The Court finds that certification of an interlocutory appeal is unwarranted in this case because Plaintiffs fail to demonstrate a substantial ground for difference of opinion on the controlling question(s) of law which they ask the Court to certify. A substantial ground for difference of opinion may arise where the controlling question of law is difficult and of first impression, a difference of opinion exists on the question among the courts within the controlling circuit, or the circuits are split on the question. Consumer Fin. Prot. Bureau v. Frederick J. Hanna & Assocs., P.C., 165 F.Supp.3d 1330, 1335 (N.D. Ga. 2015). Conversely, a party's disagreement with how a district court applied or adjudicated the disputed question of law is insufficient to amount to a substantial difference of opinion. See McFarlin, 381 F.3d at 1259 ("The antithesis of a proper § 1292(b) appeal is one that turns on . . . whether the district court properly applied settled law to the facts or evidence of a particular case.").

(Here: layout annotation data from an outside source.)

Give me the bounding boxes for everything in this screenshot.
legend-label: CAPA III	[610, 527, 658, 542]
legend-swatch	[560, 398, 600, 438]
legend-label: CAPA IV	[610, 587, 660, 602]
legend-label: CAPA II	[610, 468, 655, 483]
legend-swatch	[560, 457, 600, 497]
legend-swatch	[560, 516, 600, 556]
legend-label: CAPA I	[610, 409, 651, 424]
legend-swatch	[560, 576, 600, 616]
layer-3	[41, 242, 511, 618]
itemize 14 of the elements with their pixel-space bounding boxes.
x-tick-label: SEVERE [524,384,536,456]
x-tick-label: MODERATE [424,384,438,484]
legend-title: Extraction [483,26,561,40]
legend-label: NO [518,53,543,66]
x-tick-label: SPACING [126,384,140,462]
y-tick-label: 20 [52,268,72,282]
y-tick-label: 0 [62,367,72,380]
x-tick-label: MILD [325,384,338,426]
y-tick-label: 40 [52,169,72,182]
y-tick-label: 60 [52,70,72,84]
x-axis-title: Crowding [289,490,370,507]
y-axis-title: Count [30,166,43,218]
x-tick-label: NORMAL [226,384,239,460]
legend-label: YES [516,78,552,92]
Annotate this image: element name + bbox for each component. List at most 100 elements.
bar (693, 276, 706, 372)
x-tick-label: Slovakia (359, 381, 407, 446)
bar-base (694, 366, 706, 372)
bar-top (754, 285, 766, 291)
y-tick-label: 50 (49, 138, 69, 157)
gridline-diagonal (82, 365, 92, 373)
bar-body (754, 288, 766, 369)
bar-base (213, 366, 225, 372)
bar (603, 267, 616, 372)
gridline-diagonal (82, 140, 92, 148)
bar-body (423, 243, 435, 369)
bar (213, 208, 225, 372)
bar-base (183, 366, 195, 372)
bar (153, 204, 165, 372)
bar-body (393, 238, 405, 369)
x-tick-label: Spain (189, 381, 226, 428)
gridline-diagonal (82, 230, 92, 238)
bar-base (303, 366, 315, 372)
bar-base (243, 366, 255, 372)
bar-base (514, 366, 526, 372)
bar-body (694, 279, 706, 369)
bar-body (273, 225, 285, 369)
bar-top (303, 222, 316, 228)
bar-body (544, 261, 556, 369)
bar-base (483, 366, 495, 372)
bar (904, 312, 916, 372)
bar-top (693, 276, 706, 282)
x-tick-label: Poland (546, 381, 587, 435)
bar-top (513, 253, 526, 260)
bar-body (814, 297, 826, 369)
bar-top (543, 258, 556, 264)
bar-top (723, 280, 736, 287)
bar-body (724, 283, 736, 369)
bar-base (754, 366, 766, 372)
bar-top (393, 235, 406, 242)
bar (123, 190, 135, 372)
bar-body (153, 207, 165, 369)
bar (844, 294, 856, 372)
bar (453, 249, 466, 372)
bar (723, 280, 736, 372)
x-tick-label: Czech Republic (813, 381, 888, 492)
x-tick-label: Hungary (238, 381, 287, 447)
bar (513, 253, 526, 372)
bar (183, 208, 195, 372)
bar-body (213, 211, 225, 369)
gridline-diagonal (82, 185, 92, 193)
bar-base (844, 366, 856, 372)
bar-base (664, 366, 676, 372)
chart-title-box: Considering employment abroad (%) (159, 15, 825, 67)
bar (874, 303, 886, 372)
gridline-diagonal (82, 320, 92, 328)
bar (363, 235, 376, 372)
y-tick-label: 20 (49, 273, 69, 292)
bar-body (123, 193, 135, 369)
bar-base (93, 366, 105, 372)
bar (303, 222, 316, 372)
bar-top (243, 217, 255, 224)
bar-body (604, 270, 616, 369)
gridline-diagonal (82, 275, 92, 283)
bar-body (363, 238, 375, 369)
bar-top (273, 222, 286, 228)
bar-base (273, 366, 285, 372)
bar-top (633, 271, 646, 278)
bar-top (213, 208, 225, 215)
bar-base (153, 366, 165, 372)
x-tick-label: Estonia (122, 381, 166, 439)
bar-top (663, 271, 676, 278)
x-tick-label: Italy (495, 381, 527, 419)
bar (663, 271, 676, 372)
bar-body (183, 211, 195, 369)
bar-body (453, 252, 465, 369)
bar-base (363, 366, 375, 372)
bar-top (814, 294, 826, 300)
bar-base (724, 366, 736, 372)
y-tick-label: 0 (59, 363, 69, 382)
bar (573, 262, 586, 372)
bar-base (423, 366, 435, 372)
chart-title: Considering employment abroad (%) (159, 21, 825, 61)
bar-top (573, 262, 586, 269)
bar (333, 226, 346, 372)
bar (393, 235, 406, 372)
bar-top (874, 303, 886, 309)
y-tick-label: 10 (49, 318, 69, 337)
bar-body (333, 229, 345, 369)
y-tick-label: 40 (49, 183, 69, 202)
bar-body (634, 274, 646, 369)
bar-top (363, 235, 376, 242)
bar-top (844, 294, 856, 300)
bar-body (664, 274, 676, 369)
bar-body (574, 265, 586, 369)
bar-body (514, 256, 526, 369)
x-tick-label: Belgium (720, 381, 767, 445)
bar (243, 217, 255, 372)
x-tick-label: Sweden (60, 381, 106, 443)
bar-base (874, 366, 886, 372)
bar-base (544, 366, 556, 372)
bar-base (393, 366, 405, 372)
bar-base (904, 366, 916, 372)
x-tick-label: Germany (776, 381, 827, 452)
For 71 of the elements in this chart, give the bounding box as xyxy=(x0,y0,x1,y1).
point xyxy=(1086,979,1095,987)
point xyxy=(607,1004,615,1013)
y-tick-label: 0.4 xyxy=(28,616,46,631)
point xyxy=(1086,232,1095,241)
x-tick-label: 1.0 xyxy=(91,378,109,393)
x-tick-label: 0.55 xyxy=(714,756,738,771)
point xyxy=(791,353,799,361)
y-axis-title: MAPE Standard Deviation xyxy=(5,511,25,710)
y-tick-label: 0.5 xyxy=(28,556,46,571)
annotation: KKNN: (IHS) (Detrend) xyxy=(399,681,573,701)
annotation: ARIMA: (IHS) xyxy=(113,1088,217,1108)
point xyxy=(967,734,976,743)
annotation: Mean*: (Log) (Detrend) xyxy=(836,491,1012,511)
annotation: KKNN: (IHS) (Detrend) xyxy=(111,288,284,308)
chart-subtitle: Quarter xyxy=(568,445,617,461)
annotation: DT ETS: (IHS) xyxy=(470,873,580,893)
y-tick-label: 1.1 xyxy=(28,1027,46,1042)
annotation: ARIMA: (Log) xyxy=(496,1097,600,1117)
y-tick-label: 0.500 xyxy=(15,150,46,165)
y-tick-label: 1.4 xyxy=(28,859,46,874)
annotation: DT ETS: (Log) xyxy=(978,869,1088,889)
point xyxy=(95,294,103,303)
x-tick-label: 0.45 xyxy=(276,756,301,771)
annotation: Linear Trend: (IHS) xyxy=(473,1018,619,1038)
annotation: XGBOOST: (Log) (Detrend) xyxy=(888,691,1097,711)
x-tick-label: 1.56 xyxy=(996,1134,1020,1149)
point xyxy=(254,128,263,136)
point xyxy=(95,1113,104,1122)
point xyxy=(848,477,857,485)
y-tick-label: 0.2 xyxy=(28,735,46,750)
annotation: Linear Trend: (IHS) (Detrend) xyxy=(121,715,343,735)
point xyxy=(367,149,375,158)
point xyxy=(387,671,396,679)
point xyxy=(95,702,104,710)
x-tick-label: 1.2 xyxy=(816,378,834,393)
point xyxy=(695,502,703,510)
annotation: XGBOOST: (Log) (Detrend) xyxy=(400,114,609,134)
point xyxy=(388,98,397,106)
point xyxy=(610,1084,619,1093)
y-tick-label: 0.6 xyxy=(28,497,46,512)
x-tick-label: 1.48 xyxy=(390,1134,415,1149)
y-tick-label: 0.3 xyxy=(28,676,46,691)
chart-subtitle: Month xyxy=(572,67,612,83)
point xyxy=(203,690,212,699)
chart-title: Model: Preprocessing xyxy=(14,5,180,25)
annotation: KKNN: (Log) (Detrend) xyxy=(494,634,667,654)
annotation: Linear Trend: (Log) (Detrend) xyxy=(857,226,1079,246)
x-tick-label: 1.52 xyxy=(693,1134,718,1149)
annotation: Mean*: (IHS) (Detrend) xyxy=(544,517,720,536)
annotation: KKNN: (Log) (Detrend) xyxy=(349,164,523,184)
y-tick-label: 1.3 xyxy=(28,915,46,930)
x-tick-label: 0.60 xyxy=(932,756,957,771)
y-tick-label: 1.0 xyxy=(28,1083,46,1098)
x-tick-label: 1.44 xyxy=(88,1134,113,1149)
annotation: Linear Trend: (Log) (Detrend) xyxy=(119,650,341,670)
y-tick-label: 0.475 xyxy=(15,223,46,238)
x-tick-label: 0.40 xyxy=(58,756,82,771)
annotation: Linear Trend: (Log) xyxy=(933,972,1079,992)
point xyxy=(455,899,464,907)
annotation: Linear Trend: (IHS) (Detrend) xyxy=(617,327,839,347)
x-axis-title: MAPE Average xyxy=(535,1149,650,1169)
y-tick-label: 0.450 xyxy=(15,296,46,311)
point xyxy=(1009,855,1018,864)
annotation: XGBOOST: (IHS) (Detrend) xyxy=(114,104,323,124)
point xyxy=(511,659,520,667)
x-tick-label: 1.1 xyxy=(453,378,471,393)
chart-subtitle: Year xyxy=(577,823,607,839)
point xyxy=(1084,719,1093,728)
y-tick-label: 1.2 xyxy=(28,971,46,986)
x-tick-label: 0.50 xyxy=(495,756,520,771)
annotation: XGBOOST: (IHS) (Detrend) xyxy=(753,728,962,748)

Here, Plaintiffs essentially ask the Court to certify this case for interlocutory appeal because Plaintiffs disagree with the Court's dismissal of certain claims and parties pursuant to Federal Rule of Civil Procedure 12(b)(6). This is not enough to amount to a substantial difference of opinion. See McFarlin, 381 F.3d at 1259. Further, upon review of Plaintiffs' operative complaint and the Court's order on the motions to dismiss, this case presents no questions of law which are difficult or of first impression.